3. While early and speedy operation is often essential to success, yet the importance of asepsis cannot be too strongly emphasized on account of the great danger of pericarditis and empyema. If there has been much hemorrhage a quantity of physiological salt solution, approximately equal in amount to the blood lost, should be injected into a vein while the surgeon is operating on the heart, if it has not been done sooner.

The Treatment of Aortic Aneurism by Means of Silver Wire and Electricity.

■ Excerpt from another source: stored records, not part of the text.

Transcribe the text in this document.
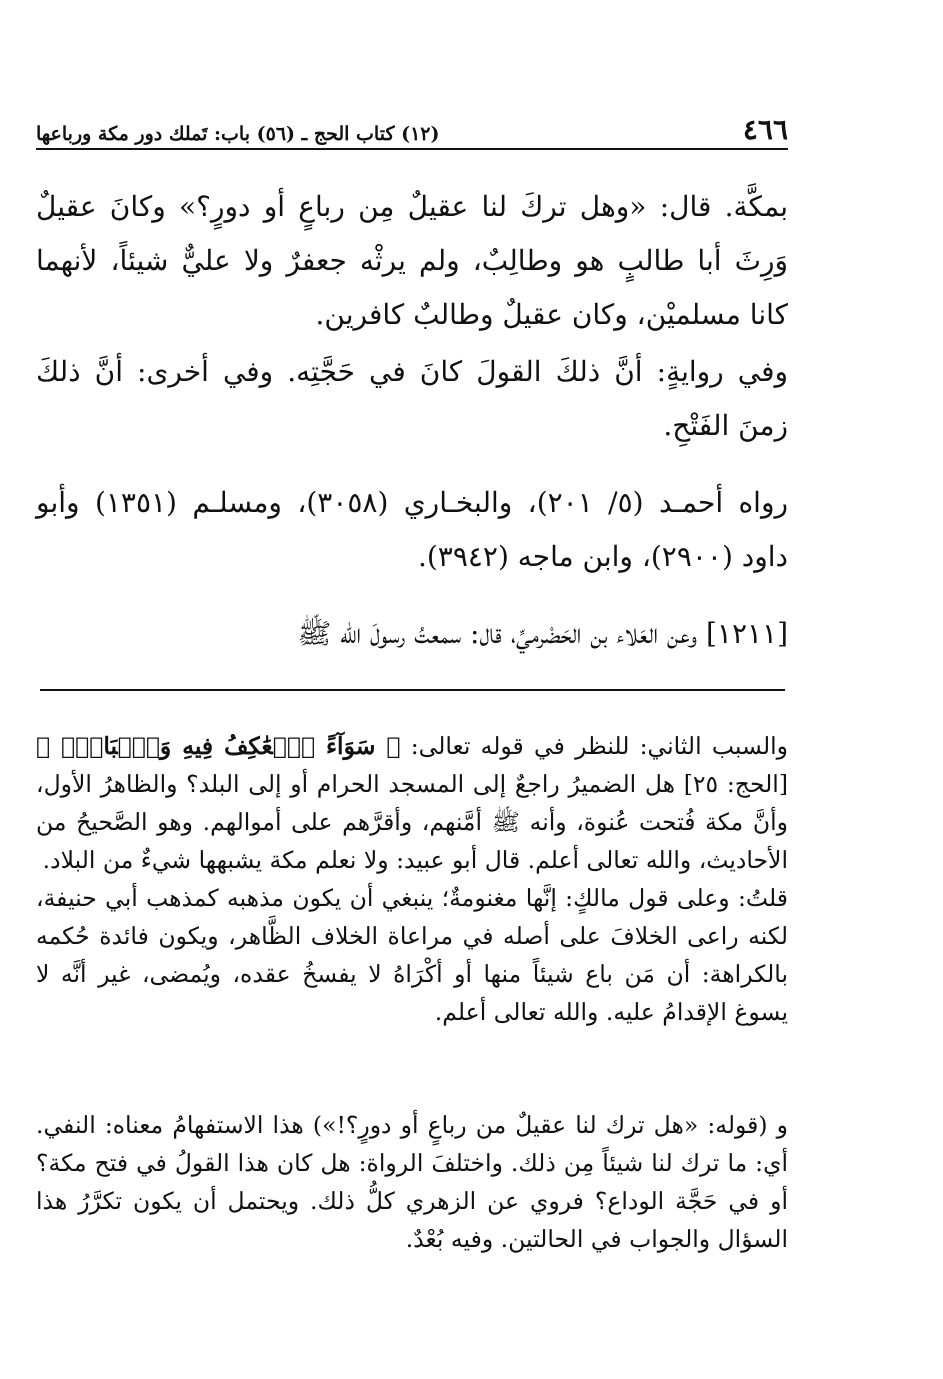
٤٦٦
(١٢) كتاب الحج ـ (٥٦) باب: تَملك دور مكة ورباعها

بمكَّة. قال: «وهل تركَ لنا عقيلٌ مِن رباعٍ أو دورٍ؟» وكانَ عقيلٌ وَرِثَ أبا طالبٍ هو وطالِبٌ، ولم يرثْه جعفرٌ ولا عليٌّ شيئاً، لأنهما كانا مسلميْن، وكان عقيلٌ وطالبٌ كافرين.

وفي روايةٍ: أنَّ ذلكَ القولَ كانَ في حَجَّتِه. وفي أخرى: أنَّ ذلكَ زمنَ الفَتْحِ.

رواه أحمـد (٥/ ٢٠١)، والبخـاري (٣٠٥٨)، ومسلـم (١٣٥١) وأبو داود (٢٩٠٠)، وابن ماجه (٣٩٤٢).

[١٢١١] وعن العَلاء بن الحَضْرميِّ، قال: سمعتُ رسولَ الله ﷺ

والسبب الثاني: للنظر في قوله تعالى: ﴿ سَوَآءً ٱلۡعَٰكِفُ فِيهِ وَٱلۡبَادِۚ ﴾ [الحج: ٢٥] هل الضميرُ راجعٌ إلى المسجد الحرام أو إلى البلد؟ والظاهرُ الأول، وأنَّ مكة فُتحت عُنوة، وأنه ﷺ أمَّنهم، وأقرَّهم على أموالهم. وهو الصَّحيحُ من الأحاديث، والله تعالى أعلم. قال أبو عبيد: ولا نعلم مكة يشبهها شيءٌ من البلاد.

قلتُ: وعلى قول مالكٍ: إنَّها مغنومةٌ؛ ينبغي أن يكون مذهبه كمذهب أبي حنيفة، لكنه راعى الخلافَ على أصله في مراعاة الخلاف الظَّاهر، ويكون فائدة حُكمه بالكراهة: أن مَن باع شيئاً منها أو أكْرَاهُ لا يفسخُ عقده، ويُمضى، غير أنَّه لا يسوغ الإقدامُ عليه. والله تعالى أعلم.

و (قوله: «هل ترك لنا عقيلٌ من رباعٍ أو دورٍ؟!») هذا الاستفهامُ معناه: النفي. أي: ما ترك لنا شيئاً مِن ذلك. واختلفَ الرواة: هل كان هذا القولُ في فتح مكة؟ أو في حَجَّة الوداع؟ فروي عن الزهري كلُّ ذلك. ويحتمل أن يكون تكرَّرُ هذا السؤال والجواب في الحالتين. وفيه بُعْدٌ.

L. Freeman (Amer. Jour. Med. Sc., vol. 27, no. 7) says:

1. Considering the inefficiency of medical treatment, and the comparative efficiency of the use of silver wire and electricity, it is probably better to proceed to the latter at once without wasting valuable time upon the former. This seems all the more desirable when we consider that wiring is not a very dangerous process, and that it is in the early stages of an aneurism, when the sac is still firm and the patient is in good condition, that the best prospect of cure exists.

2. Soft, undrawn, unalloyed silver wire devoid of springwire just as it comes from the shop-is preferable to the hard, highly drawn wire alloyed with copper and full of spring. It is hardly necessary to previously coil the wire.

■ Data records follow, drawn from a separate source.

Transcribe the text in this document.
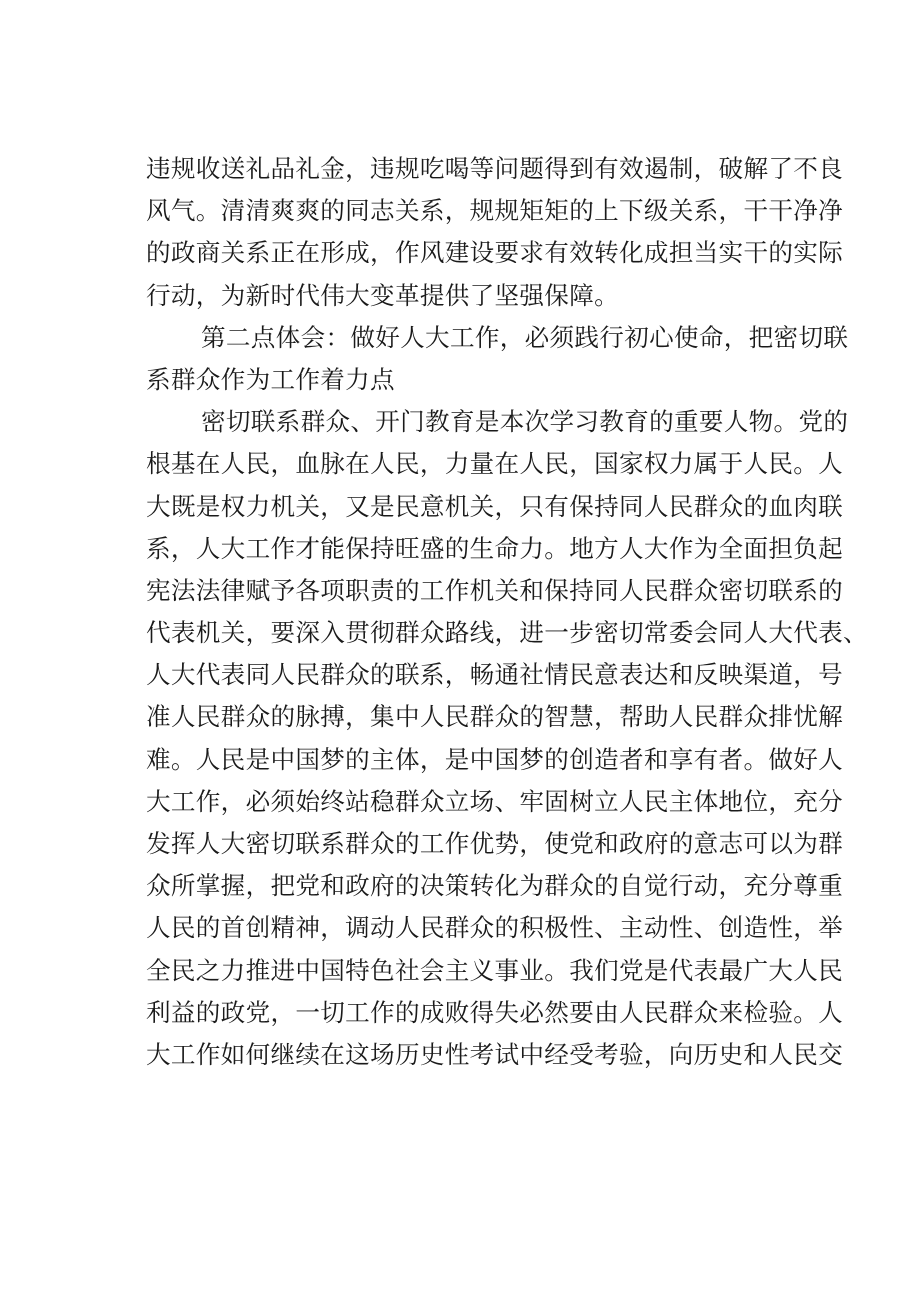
违规收送礼品礼金，违规吃喝等问题得到有效遏制，破解了不良
风气。清清爽爽的同志关系，规规矩矩的上下级关系，干干净净
的政商关系正在形成，作风建设要求有效转化成担当实干的实际
行动，为新时代伟大变革提供了坚强保障。
第二点体会：做好人大工作，必须践行初心使命，把密切联
系群众作为工作着力点
密切联系群众、开门教育是本次学习教育的重要人物。党的
根基在人民，血脉在人民，力量在人民，国家权力属于人民。人
大既是权力机关，又是民意机关，只有保持同人民群众的血肉联
系，人大工作才能保持旺盛的生命力。地方人大作为全面担负起
宪法法律赋予各项职责的工作机关和保持同人民群众密切联系的
代表机关，要深入贯彻群众路线，进一步密切常委会同人大代表、
人大代表同人民群众的联系，畅通社情民意表达和反映渠道，号
准人民群众的脉搏，集中人民群众的智慧，帮助人民群众排忧解
难。人民是中国梦的主体，是中国梦的创造者和享有者。做好人
大工作，必须始终站稳群众立场、牢固树立人民主体地位，充分
发挥人大密切联系群众的工作优势，使党和政府的意志可以为群
众所掌握，把党和政府的决策转化为群众的自觉行动，充分尊重
人民的首创精神，调动人民群众的积极性、主动性、创造性，举
全民之力推进中国特色社会主义事业。我们党是代表最广大人民
利益的政党，一切工作的成败得失必然要由人民群众来检验。人
大工作如何继续在这场历史性考试中经受考验，向历史和人民交
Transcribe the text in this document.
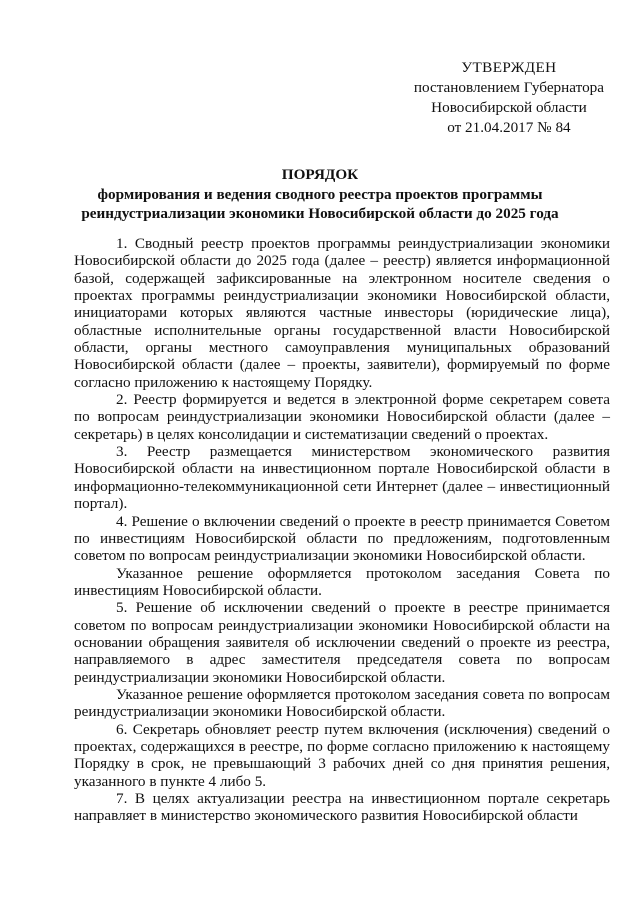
УТВЕРЖДЕН
постановлением Губернатора
Новосибирской области
от 21.04.2017 № 84
ПОРЯДОК
формирования и ведения сводного реестра проектов программы
реиндустриализации экономики Новосибирской области до 2025 года

1. Сводный реестр проектов программы реиндустриализации экономики Новосибирской области до 2025 года (далее – реестр) является информационной базой, содержащей зафиксированные на электронном носителе сведения о проектах программы реиндустриализации экономики Новосибирской области, инициаторами которых являются частные инвесторы (юридические лица), областные исполнительные органы государственной власти Новосибирской области, органы местного самоуправления муниципальных образований Новосибирской области (далее – проекты, заявители), формируемый по форме согласно приложению к настоящему Порядку.

2. Реестр формируется и ведется в электронной форме секретарем совета по вопросам реиндустриализации экономики Новосибирской области (далее – секретарь) в целях консолидации и систематизации сведений о проектах.

3. Реестр размещается министерством экономического развития Новосибирской области на инвестиционном портале Новосибирской области в информационно-телекоммуникационной сети Интернет (далее – инвестиционный портал).

4. Решение о включении сведений о проекте в реестр принимается Советом по инвестициям Новосибирской области по предложениям, подготовленным советом по вопросам реиндустриализации экономики Новосибирской области.

Указанное решение оформляется протоколом заседания Совета по инвестициям Новосибирской области.

5. Решение об исключении сведений о проекте в реестре принимается советом по вопросам реиндустриализации экономики Новосибирской области на основании обращения заявителя об исключении сведений о проекте из реестра, направляемого в адрес заместителя председателя совета по вопросам реиндустриализации экономики Новосибирской области.

Указанное решение оформляется протоколом заседания совета по вопросам реиндустриализации экономики Новосибирской области.

6. Секретарь обновляет реестр путем включения (исключения) сведений о проектах, содержащихся в реестре, по форме согласно приложению к настоящему Порядку в срок, не превышающий 3 рабочих дней со дня принятия решения, указанного в пункте 4 либо 5.

7. В целях актуализации реестра на инвестиционном портале секретарь направляет в министерство экономического развития Новосибирской области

3. It is still an open question as to which is preferable, a large amount of wire or a small amount, with the theoretical advantages in favor of the former.

4. A strong electric current is apparently preferable to a weak one.

5. The canula through which the wire is introduced should be inserted just within the sac, and no further.

6. There is little if any danger of bursting the aneurism from increase of pressure due to coagulation in a portion of the sac only.